UFLi Digital Archive

Template Example

Month: April 2019

Graduate Student Mixer

When: Friday, April 19, 2019

Where: U-FLi Center

Time: 5:30 – 7pm

Join the U-FLi Center and the Graduate School as we come together to celebrate the experiences of Undocumented, First-Generation, Low-income Graduate students. With this U-FLi Graduate Student Mixer we hope to provide a space for students to come together, mingle, and find community at Brown!

Come to meet and connect with other undocumented, low-income, first-generation graduate students! We will provide refreshments and a relaxed environment to connect!

Please feel free to share/invite other U-FLi Graduate Students!

U-FLi Day of Visibility

When: Faunce Steps

Where: Wednesday, April 17, 2019

Time: 11am-2pm

In collaboration with FLIP National, First-Gens @ Brown and the U-FLi Center are participating in GEN Week 2019, an annual display of first-gen (and in Brown’s case, undocumented and/or low income) visibility on campus and across the country.
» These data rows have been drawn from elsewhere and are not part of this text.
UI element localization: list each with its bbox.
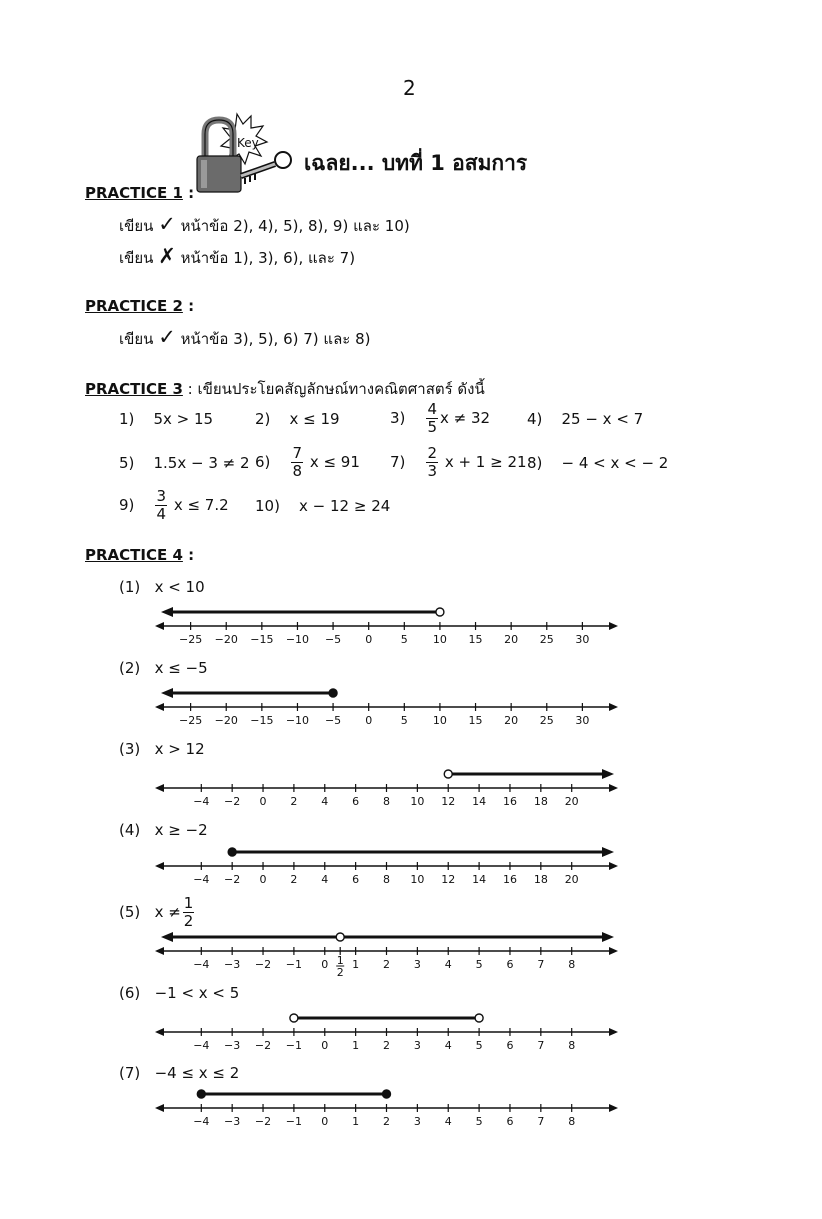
p3-item-6: 6) $\frac{7}{8}$ x ≤ 91 (255, 444, 360, 480)
tick-label: 10 (410, 795, 425, 808)
tick-label: 18 (533, 873, 548, 886)
closed-endpoint (228, 848, 236, 856)
tick-label: 14 (472, 873, 487, 886)
tick-label: 20 (504, 633, 519, 646)
tick-label: −20 (214, 714, 238, 727)
p3-item-2: 2) x ≤ 19 (255, 410, 340, 428)
tick-label: −20 (214, 633, 238, 646)
tick-label: 6 (352, 873, 360, 886)
axis-arrow-left (155, 703, 164, 711)
tick-label: −25 (179, 714, 203, 727)
p4-label-2: (2) x ≤ −5 (119, 659, 208, 677)
solution-arrow-right (602, 932, 614, 942)
tick-label: 0 (321, 1115, 329, 1128)
axis-arrow-right (609, 862, 618, 870)
tick-label: −2 (254, 958, 272, 971)
padlock-key-icon (193, 112, 293, 194)
tick-label: 8 (383, 873, 390, 886)
tick-label: 20 (504, 714, 519, 727)
open-endpoint (444, 770, 452, 778)
tick-label: 14 (472, 795, 487, 808)
axis-arrow-right (609, 784, 618, 792)
tick-label: 0 (365, 633, 373, 646)
tick-label: −4 (193, 795, 210, 808)
axis-arrow-left (155, 1028, 164, 1036)
tick-label: 3 (413, 1039, 421, 1052)
tick-label: 5 (475, 958, 483, 971)
p3-item-10: 10) x − 12 ≥ 24 (255, 497, 391, 515)
axis-arrow-right (609, 1028, 618, 1036)
tick-label: 5 (475, 1115, 483, 1128)
tick-label: −25 (179, 633, 203, 646)
tick-label: 7 (537, 1115, 545, 1128)
tick-label: 5 (475, 1039, 483, 1052)
tick-label: −3 (224, 1115, 241, 1128)
tick-label: −3 (224, 958, 241, 971)
tick-label: 20 (564, 795, 579, 808)
axis-arrow-left (155, 1104, 164, 1112)
tick-label: 0 (321, 958, 329, 971)
axis-arrow-right (609, 703, 618, 711)
tick-label: 1 (352, 958, 360, 971)
tick-label: 8 (568, 958, 576, 971)
tick-label: −1 (285, 958, 303, 971)
p3-item-9: 9) $\frac{3}{4}$ x ≤ 7.2 (119, 487, 229, 523)
tick-label: −5 (324, 714, 342, 727)
tick-label: −3 (224, 1039, 241, 1052)
solution-arrow-right (602, 847, 614, 857)
tick-label: −4 (193, 958, 210, 971)
solution-arrow-right (602, 769, 614, 779)
tick-label: 10 (410, 873, 425, 886)
tick-label: 7 (537, 958, 545, 971)
number-line-2 (150, 681, 625, 729)
axis-arrow-left (155, 784, 164, 792)
tick-label: 0 (365, 714, 373, 727)
p4-label-5: (5) x ≠ $\frac{1}{2}$ (119, 894, 194, 930)
tick-label: 30 (575, 714, 590, 727)
practice2-heading: PRACTICE 2 : (85, 297, 195, 315)
tick-label: 2 (383, 1039, 390, 1052)
tick-label: −2 (254, 1115, 272, 1128)
tick-label: 4 (444, 1039, 452, 1052)
number-line-4 (150, 840, 625, 888)
tick-label: 4 (321, 795, 329, 808)
tick-label: −1 (285, 1039, 303, 1052)
closed-endpoint (383, 1090, 391, 1098)
tick-label: −1 (285, 1115, 303, 1128)
tick-label: 6 (506, 958, 514, 971)
practice4-heading: PRACTICE 4 : (85, 546, 195, 564)
tick-label: −4 (193, 1039, 210, 1052)
tick-label: −4 (193, 1115, 210, 1128)
tick-label: 8 (568, 1039, 576, 1052)
tick-label: 15 (468, 633, 483, 646)
tick-label: −15 (250, 714, 274, 727)
p3-item-7: 7) $\frac{2}{3}$ x + 1 ≥ 21 (390, 444, 527, 480)
cross-icon: ✗ (158, 244, 176, 268)
practice1-line-correct: เขียน ✓ หน้าข้อ 2), 4), 5), 8), 9) และ 10) (119, 212, 410, 236)
axis-arrow-left (155, 862, 164, 870)
number-line-7 (150, 1082, 625, 1130)
tick-label: 2 (290, 873, 298, 886)
p4-label-7: (7) −4 ≤ x ≤ 2 (119, 1064, 240, 1082)
tick-label: 7 (537, 1039, 545, 1052)
tick-label: 16 (502, 795, 517, 808)
tick-label: 4 (444, 1115, 452, 1128)
open-endpoint (475, 1014, 483, 1022)
solution-arrow-left (161, 607, 173, 617)
tick-label: −4 (193, 873, 210, 886)
page-title: เฉลย... บทที่ 1 อสมการ (304, 151, 528, 175)
practice3-heading: PRACTICE 3 : เขียนประโยคสัญลักษณ์ทางคณิตศาสตร์ ดังนี้ (85, 380, 485, 398)
tick-label: 10 (432, 714, 447, 727)
tick-label: 6 (352, 795, 360, 808)
tick-label-half-den: 2 (336, 966, 344, 979)
tick-label: −2 (254, 1039, 272, 1052)
tick-label: 8 (383, 795, 390, 808)
tick-label: 0 (259, 795, 267, 808)
tick-label: 8 (568, 1115, 576, 1128)
tick-label: 2 (383, 958, 390, 971)
svg-text:Key: Key (237, 136, 259, 150)
practice2-line-correct: เขียน ✓ หน้าข้อ 3), 5), 6) 7) และ 8) (119, 325, 371, 349)
tick-label: 0 (259, 873, 267, 886)
tick-label: 12 (441, 795, 456, 808)
tick-label: 6 (506, 1039, 514, 1052)
p4-label-3: (3) x > 12 (119, 740, 205, 758)
axis-arrow-right (609, 622, 618, 630)
open-endpoint (290, 1014, 298, 1022)
tick-label: 0 (321, 1039, 329, 1052)
tick-label: 12 (441, 873, 456, 886)
tick-label: 2 (290, 795, 298, 808)
tick-label: −2 (224, 795, 241, 808)
open-endpoint (336, 933, 344, 941)
tick-label: −2 (224, 873, 241, 886)
p3-item-1: 1) 5x > 15 (119, 410, 214, 428)
tick-label: 1 (352, 1115, 360, 1128)
axis-arrow-left (155, 947, 164, 955)
tick-label: 4 (321, 873, 329, 886)
tick-label: 30 (575, 633, 590, 646)
tick-label: 1 (352, 1039, 360, 1052)
check-icon: ✓ (158, 325, 176, 349)
tick-label: 15 (468, 714, 483, 727)
tick-label: 10 (432, 633, 447, 646)
number-line-6 (150, 1006, 625, 1054)
p3-item-3: 3) $\frac{4}{5}$ x ≠ 32 (390, 400, 491, 436)
tick-label: −10 (285, 633, 310, 646)
tick-label: 3 (413, 1115, 421, 1128)
page-number: 2 (403, 76, 416, 100)
practice1-line-incorrect: เขียน ✗ หน้าข้อ 1), 3), 6), และ 7) (119, 244, 356, 268)
tick-label: −5 (324, 633, 342, 646)
tick-label: 3 (413, 958, 421, 971)
closed-endpoint (197, 1090, 205, 1098)
tick-label: 5 (400, 633, 408, 646)
tick-label: 18 (533, 795, 548, 808)
p3-item-8: 8) − 4 < x < − 2 (527, 454, 669, 472)
tick-label: 4 (444, 958, 452, 971)
number-line-5 (150, 925, 625, 981)
axis-arrow-right (609, 1104, 618, 1112)
p4-label-6: (6) −1 < x < 5 (119, 984, 240, 1002)
check-icon: ✓ (158, 212, 176, 236)
tick-label: 25 (539, 714, 554, 727)
open-endpoint (436, 608, 444, 616)
tick-label: 6 (506, 1115, 514, 1128)
tick-label-half-num: 1 (336, 954, 344, 967)
p4-label-4: (4) x ≥ −2 (119, 821, 208, 839)
tick-label: 16 (502, 873, 517, 886)
closed-endpoint (329, 689, 337, 697)
tick-label: 5 (400, 714, 408, 727)
tick-label: −15 (250, 633, 274, 646)
solution-arrow-left (161, 688, 173, 698)
axis-arrow-right (609, 947, 618, 955)
p4-label-1: (1) x < 10 (119, 578, 205, 596)
tick-label: 25 (539, 633, 554, 646)
practice1-heading: PRACTICE 1 : (85, 184, 195, 202)
axis-arrow-left (155, 622, 164, 630)
tick-label: −10 (285, 714, 310, 727)
solution-arrow-left (161, 932, 173, 942)
number-line-3 (150, 762, 625, 810)
tick-label: 20 (564, 873, 579, 886)
tick-label: 2 (383, 1115, 390, 1128)
number-line-1 (150, 600, 625, 648)
p3-item-5: 5) 1.5x − 3 ≠ 2 (119, 454, 250, 472)
p3-item-4: 4) 25 − x < 7 (527, 410, 644, 428)
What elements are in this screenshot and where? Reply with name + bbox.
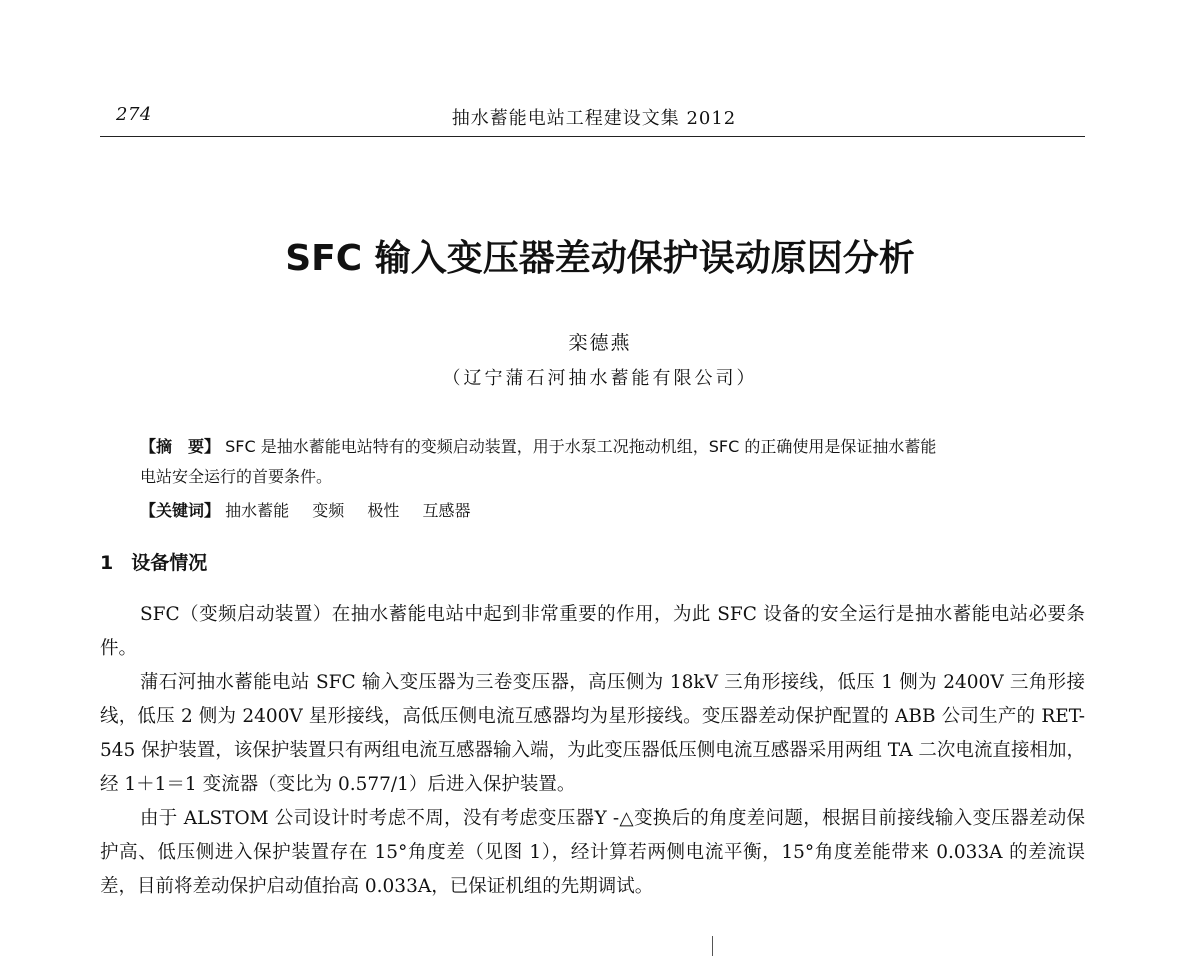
body-paragraph: 由于 ALSTOM 公司设计时考虑不周，没有考虑变压器Y -△变换后的角度差问题，根据目前接线输入变压器差动保护高、低压侧进入保护装置存在 15°角度差（见图 1），经计算若两侧电流平衡，15°角度差能带来 0.033A 的差流误差，目前将差动保护启动值抬高 0.033A，已保证机组的先期调试。: [100, 808, 1085, 897]
section-number: 1: [100, 552, 114, 574]
article-title: SFC 输入变压器差动保护误动原因分析: [285, 238, 915, 279]
keyword-item: 极性: [367, 501, 400, 520]
keywords-label: 【关键词】: [140, 501, 221, 520]
author-affiliation: （辽宁蒲石河抽水蓄能有限公司）: [442, 368, 758, 389]
keyword-item: 抽水蓄能: [225, 501, 290, 520]
keywords: [140, 496, 488, 526]
header-rule: [100, 136, 1085, 137]
abstract-text-line2: 电站安全运行的首要条件。: [140, 467, 333, 486]
page-number: 274: [116, 104, 152, 125]
abstract-text-line1: SFC 是抽水蓄能电站特有的变频启动装置，用于水泵工况拖动机组，SFC 的正确使用是保证抽水蓄能: [225, 437, 937, 456]
running-header: [0, 104, 1200, 130]
body-paragraph: SFC（变频启动装置）在抽水蓄能电站中起到非常重要的作用，为此 SFC 设备的安全运行是抽水蓄能电站必要条件。: [100, 604, 1085, 659]
abstract: [140, 432, 1060, 492]
section-heading: [100, 548, 207, 575]
section-title: 设备情况: [131, 552, 208, 574]
section-body: [100, 598, 1085, 904]
author-name: 栾德燕: [568, 332, 632, 354]
keyword-item: 变频: [312, 501, 345, 520]
keyword-item: 互感器: [422, 501, 471, 520]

Join us on April 17th and get your photo taken for our white board campaign to highlight what being U-FLi means to you or how you stand with the U-FLi community.

We’ll have some yummy Insomnia Cookies for you to munch on; hope to see you there!

U-FLiCon Remix: Reimagining the Myth We Tell About Ourselves

When: Saturday, April 13, 2019

Where: Brown Faculty Club

Time: 10:30am – 2:15pm

Join the U-FLi Center and the CareerLAB for this year’s U-FLiCON Remix!

For this special rendition of the CON, we’ve invited Paul Tran `14 to facilitate a workshop for student participants and provide a keynote address.

Additionally, alumni from a variety of industries will join us for a closing dessert reception and will be eager to share their experiences about how they navigated early careers as FLi graduates.

Come ready to listen, engage, and connect!

About the Workshop:
Participants in this generative writing workshop will read “Autobiography of Eve” by the poet Ansel Elkins. “I did not fall from grace,” Eve says. “I charged towards freedom.” We’ll write and share our own “Autobiography of…” poems, and in doing so, we’ll talk about the myths constructed about us and how, from the classroom to the workplace, we reinforce or subvert these myths.

About Paul Tran:
Paul Tran is the recipient of the Ruth Lily & Dorothy Sargent Rosenberg Fellowship from Poetry Magazine and the Discovery/Boston Review Poetry Prize. Their work appears in The New Yorker, Poetry Magazine, and Netflix movie Love Beats Rhymes, alongside Azealia Banks, Common, and Jill Scott. Paul is the first Asian American since 1993 to win the Nuyorican Poets Cafe Grand Slam, placing Top 10 at the Individual World Poetry Slam and Top 2 at the National Poetry Slam. They are Poetry Editor of The Offing Magazine and Chancellor’s Graduate Fellow in The Writing Program at Washington University in St. Louis.

Communities Not Cages: Dismantling the Immigration Detention Infrastructure in the U.S.

When: Wednesday, April 10, 2019

Where: U-FLi Center Room 520

Time: 5:30pm-7pm

For the last event of the year, we are inviting organizers from the Detention Watch Network, a national organization founded in 1997 to combat the explosive growth of the U.S. immigrant detention system. Today, the DWN is a large national network bringing together diverse constituencies in collective effort to advocate, educate, and organize around migrant humans and the policing they face today.

Read more about DWN’s campaign #CommunitiesNotCages by following this link: https://www.detentionwatchnetwork.org/take-action/communitiesnotcages

The Privileged Poor

When: Tuesday, April 2, 2019

Where: 85 Waterman St. Room 130

Time: 5:30pm

Through his research, Anthony Jack examines how class and culture shape how undergraduates navigate college by exploring the “experiential core of college life”. Here, he sheds new light on how inequality is reproduced by contrasting the experiences of the Privileged Poor and the Doubly Disadvantaged. The U-FLi Center is excited to invite Sociologist and Assistant Professor of Education at Harvard, Anthony Jack.